English cricketer (1887–1961)

Charles Albert George "Jack" Russell (erroneously written during his playing career as Albert Charles Russell) (7 October 1887 – 23 March 1961) was one of the leading batsmen in county cricket during the period after World War I. Right-handed with both bat and with ball as a medium-slow bowler, Russell's main strength was his leg-side play with the bat. He was a sound batsmen whose watchfulness made him effective on very difficult pitches.
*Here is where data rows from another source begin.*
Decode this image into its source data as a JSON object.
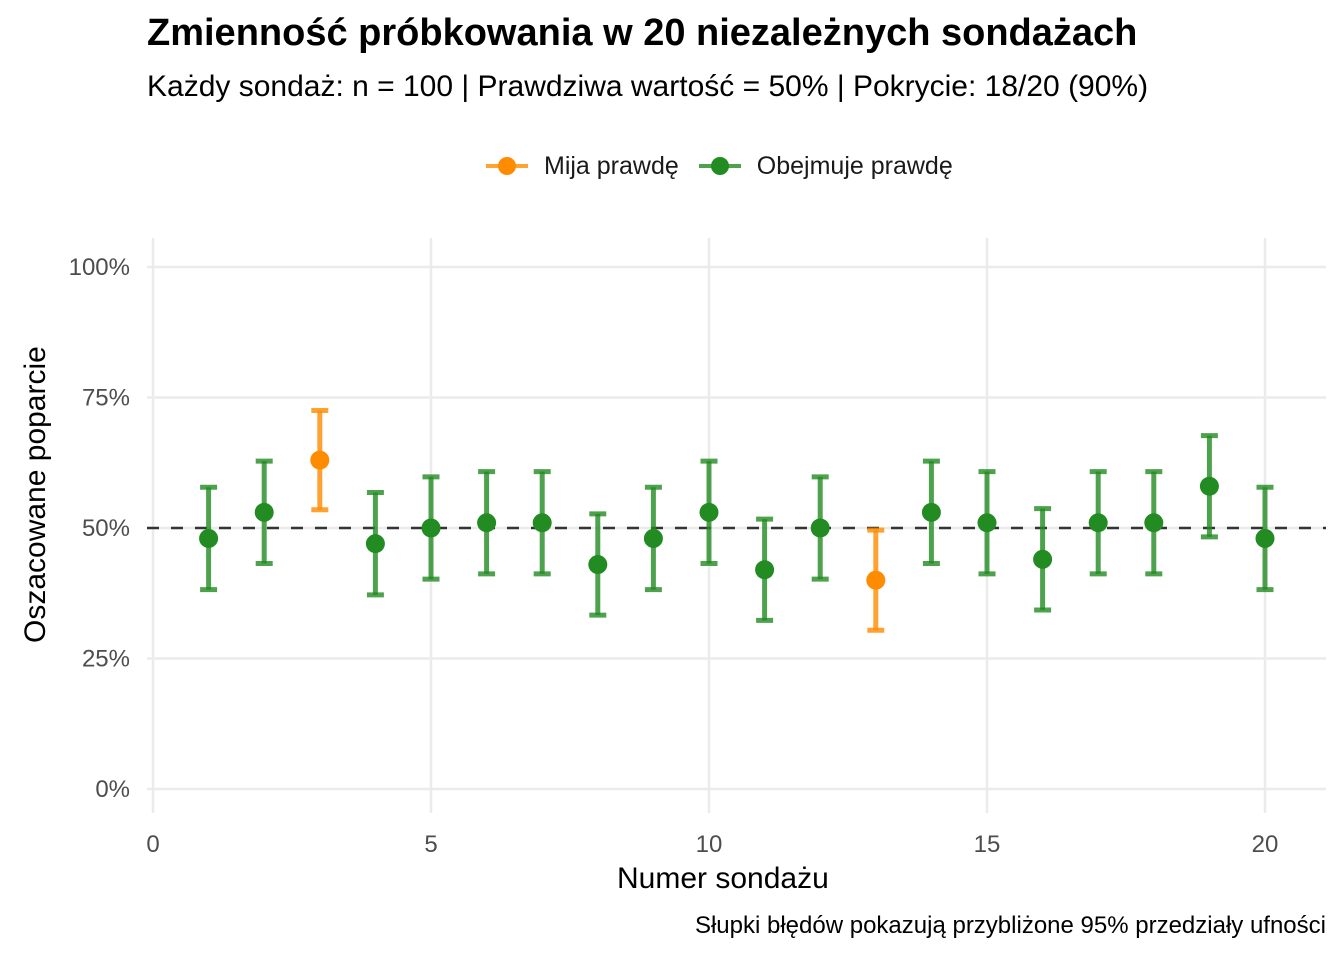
{
  "title": "Zmienność próbkowania w 20 niezależnych sondażach",
  "subtitle": "Każdy sondaż: n = 100 | Prawdziwa wartość = 50% | Pokrycie: 18/20 (90%)",
  "caption": "Słupki błędów pokazują przybliżone 95% przedziały ufności",
  "legend": {
    "items": [
      {
        "label": "Mija prawdę",
        "color": "#FF8C00"
      },
      {
        "label": "Obejmuje prawdę",
        "color": "#228B22"
      }
    ]
  },
  "chart_data": {
    "type": "scatter",
    "title": "Zmienność próbkowania w 20 niezależnych sondażach",
    "subtitle": "Każdy sondaż: n = 100 | Prawdziwa wartość = 50% | Pokrycie: 18/20 (90%)",
    "xlabel": "Numer sondażu",
    "ylabel": "Oszacowane poparcie",
    "xlim": [
      0,
      21.1
    ],
    "ylim": [
      0,
      100
    ],
    "x_ticks": [
      0,
      5,
      10,
      15,
      20
    ],
    "x_tick_labels": [
      "0",
      "5",
      "10",
      "15",
      "20"
    ],
    "y_ticks": [
      0,
      25,
      50,
      75,
      100
    ],
    "y_tick_labels": [
      "0%",
      "25%",
      "50%",
      "75%",
      "100%"
    ],
    "grid": true,
    "legend_position": "top",
    "reference_line": {
      "y": 50,
      "style": "dashed",
      "color": "#333333"
    },
    "series": [
      {
        "name": "Mija prawdę",
        "color": "#FF8C00"
      },
      {
        "name": "Obejmuje prawdę",
        "color": "#228B22"
      }
    ],
    "points": [
      {
        "poll": 1,
        "estimate": 48,
        "lower": 38.2,
        "upper": 57.8,
        "series": "Obejmuje prawdę"
      },
      {
        "poll": 2,
        "estimate": 53,
        "lower": 43.2,
        "upper": 62.8,
        "series": "Obejmuje prawdę"
      },
      {
        "poll": 3,
        "estimate": 63,
        "lower": 53.5,
        "upper": 72.5,
        "series": "Mija prawdę"
      },
      {
        "poll": 4,
        "estimate": 47,
        "lower": 37.2,
        "upper": 56.8,
        "series": "Obejmuje prawdę"
      },
      {
        "poll": 5,
        "estimate": 50,
        "lower": 40.2,
        "upper": 59.8,
        "series": "Obejmuje prawdę"
      },
      {
        "poll": 6,
        "estimate": 51,
        "lower": 41.2,
        "upper": 60.8,
        "series": "Obejmuje prawdę"
      },
      {
        "poll": 7,
        "estimate": 51,
        "lower": 41.2,
        "upper": 60.8,
        "series": "Obejmuje prawdę"
      },
      {
        "poll": 8,
        "estimate": 43,
        "lower": 33.3,
        "upper": 52.7,
        "series": "Obejmuje prawdę"
      },
      {
        "poll": 9,
        "estimate": 48,
        "lower": 38.2,
        "upper": 57.8,
        "series": "Obejmuje prawdę"
      },
      {
        "poll": 10,
        "estimate": 53,
        "lower": 43.2,
        "upper": 62.8,
        "series": "Obejmuje prawdę"
      },
      {
        "poll": 11,
        "estimate": 42,
        "lower": 32.3,
        "upper": 51.7,
        "series": "Obejmuje prawdę"
      },
      {
        "poll": 12,
        "estimate": 50,
        "lower": 40.2,
        "upper": 59.8,
        "series": "Obejmuje prawdę"
      },
      {
        "poll": 13,
        "estimate": 40,
        "lower": 30.4,
        "upper": 49.6,
        "series": "Mija prawdę"
      },
      {
        "poll": 14,
        "estimate": 53,
        "lower": 43.2,
        "upper": 62.8,
        "series": "Obejmuje prawdę"
      },
      {
        "poll": 15,
        "estimate": 51,
        "lower": 41.2,
        "upper": 60.8,
        "series": "Obejmuje prawdę"
      },
      {
        "poll": 16,
        "estimate": 44,
        "lower": 34.3,
        "upper": 53.7,
        "series": "Obejmuje prawdę"
      },
      {
        "poll": 17,
        "estimate": 51,
        "lower": 41.2,
        "upper": 60.8,
        "series": "Obejmuje prawdę"
      },
      {
        "poll": 18,
        "estimate": 51,
        "lower": 41.2,
        "upper": 60.8,
        "series": "Obejmuje prawdę"
      },
      {
        "poll": 19,
        "estimate": 58,
        "lower": 48.3,
        "upper": 67.7,
        "series": "Obejmuje prawdę"
      },
      {
        "poll": 20,
        "estimate": 48,
        "lower": 38.2,
        "upper": 57.8,
        "series": "Obejmuje prawdę"
      }
    ]
  }
}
A son of Essex's first regular wicket-keeper, Thomas Russell, and a cousin of Kent bowler Tich Freeman, Russell first played for Essex in 1908 but did not establish himself until 1913. In that year he reached 1,000 runs and repeated this for the next three years, but it was only a knock of 197 against Middlesex at Lord's in 1920 that elevated Russell to the rank of a top-class batsman. His 2,432 runs was third-highest in the country behind Hobbs and Hendren and he was an automatic choice for that winter's Ashes tour. Though the failure of England's professional bowling on the rock-hard Australian wickets meant England lost all five Tests, Russell did well with an average of 58.42 for all matches, including 135 at Adelaide. However, he wasn't selected for any of the first three Tests in 1921 when England were largely outclassed by Warwick Armstrong's Australians. He was brought in for the fourth Test and scored 101. Then he scored 102 not out in the final Test. His batting helped England draw the last two Tests, although Australia won the series 3–0.

1922 was Russell's finest season: his 2,575 runs was a personal best and placed him ahead of Hobbs as the leading run-scorer in the country. He was named a Wisden Cricketer of the Year, and scored 162 at Lord's.
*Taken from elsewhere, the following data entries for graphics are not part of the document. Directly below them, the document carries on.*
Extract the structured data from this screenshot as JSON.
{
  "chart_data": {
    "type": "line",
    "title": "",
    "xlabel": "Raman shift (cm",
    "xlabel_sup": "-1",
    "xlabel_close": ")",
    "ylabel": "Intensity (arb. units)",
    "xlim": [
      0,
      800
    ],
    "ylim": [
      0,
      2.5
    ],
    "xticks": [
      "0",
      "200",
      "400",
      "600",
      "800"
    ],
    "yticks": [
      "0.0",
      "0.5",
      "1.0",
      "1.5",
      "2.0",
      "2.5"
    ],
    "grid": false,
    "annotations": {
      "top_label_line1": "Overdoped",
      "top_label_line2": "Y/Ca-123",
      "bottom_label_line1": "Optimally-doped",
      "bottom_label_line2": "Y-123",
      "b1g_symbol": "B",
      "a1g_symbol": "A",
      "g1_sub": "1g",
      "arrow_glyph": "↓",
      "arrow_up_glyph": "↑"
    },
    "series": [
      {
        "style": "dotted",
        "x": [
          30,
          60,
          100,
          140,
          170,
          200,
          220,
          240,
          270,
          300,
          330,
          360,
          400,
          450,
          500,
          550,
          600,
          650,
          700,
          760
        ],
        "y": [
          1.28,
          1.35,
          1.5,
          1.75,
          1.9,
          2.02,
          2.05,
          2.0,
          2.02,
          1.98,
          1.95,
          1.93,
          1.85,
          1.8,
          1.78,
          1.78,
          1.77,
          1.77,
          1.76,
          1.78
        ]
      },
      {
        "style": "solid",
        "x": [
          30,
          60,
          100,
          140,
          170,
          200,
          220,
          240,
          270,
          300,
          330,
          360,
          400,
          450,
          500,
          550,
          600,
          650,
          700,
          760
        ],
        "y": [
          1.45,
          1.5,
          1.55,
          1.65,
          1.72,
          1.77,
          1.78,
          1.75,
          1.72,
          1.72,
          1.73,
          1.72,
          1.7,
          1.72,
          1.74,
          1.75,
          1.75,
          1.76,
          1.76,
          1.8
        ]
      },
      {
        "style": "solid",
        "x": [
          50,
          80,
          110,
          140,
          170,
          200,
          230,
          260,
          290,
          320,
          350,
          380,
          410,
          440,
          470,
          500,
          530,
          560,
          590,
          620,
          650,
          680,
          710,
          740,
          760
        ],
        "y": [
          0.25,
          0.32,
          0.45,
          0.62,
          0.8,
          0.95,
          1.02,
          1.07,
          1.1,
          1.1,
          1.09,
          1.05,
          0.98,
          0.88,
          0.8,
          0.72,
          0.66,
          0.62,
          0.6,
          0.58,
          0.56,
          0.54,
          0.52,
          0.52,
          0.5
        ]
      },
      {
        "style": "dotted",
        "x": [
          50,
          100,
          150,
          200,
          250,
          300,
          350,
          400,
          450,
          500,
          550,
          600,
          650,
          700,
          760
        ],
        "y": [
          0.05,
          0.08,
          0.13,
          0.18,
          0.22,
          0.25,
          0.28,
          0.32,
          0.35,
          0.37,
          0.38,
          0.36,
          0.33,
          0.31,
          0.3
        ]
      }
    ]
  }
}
That winter, Russell went to South Africa and on the biting matting pitches achieved his finest performance with 436 runs for an average of almost 63. In the last Test - which decided the series - Russell was suffering from a serious illness and, it was admitted, should not have been playing. Yet, he made 140 in the first innings and (going in late) 111 in four and a half hours in the second. He was the first batsman to score a century in both innings of the same Test match for England and he is still the only batsman to score centuries in both innings of his final Test match.

However, illness severely affected Russell's performance in 1923: only after a rest of two weeks in late June did he recover his form, and his average fell from 52 to 29.71. This placed him out of calculations for representative honours, especially as Sutcliffe established himself as a representative player that year. Nonetheless, in 1925 Russell hit seven centuries and scored 2,080 runs, whilst in 1928 he scored 131 and 104 against Lancashire, who were County Champions for the third successive year that season.

After an injury-affected year in 1929, Russell only played one more season before retiring to become county coach and later a groundsman. In 1949, twelve years before he died, Russell was among the first professional cricketers to be given membership of the Marylebone Cricket Club (MCC).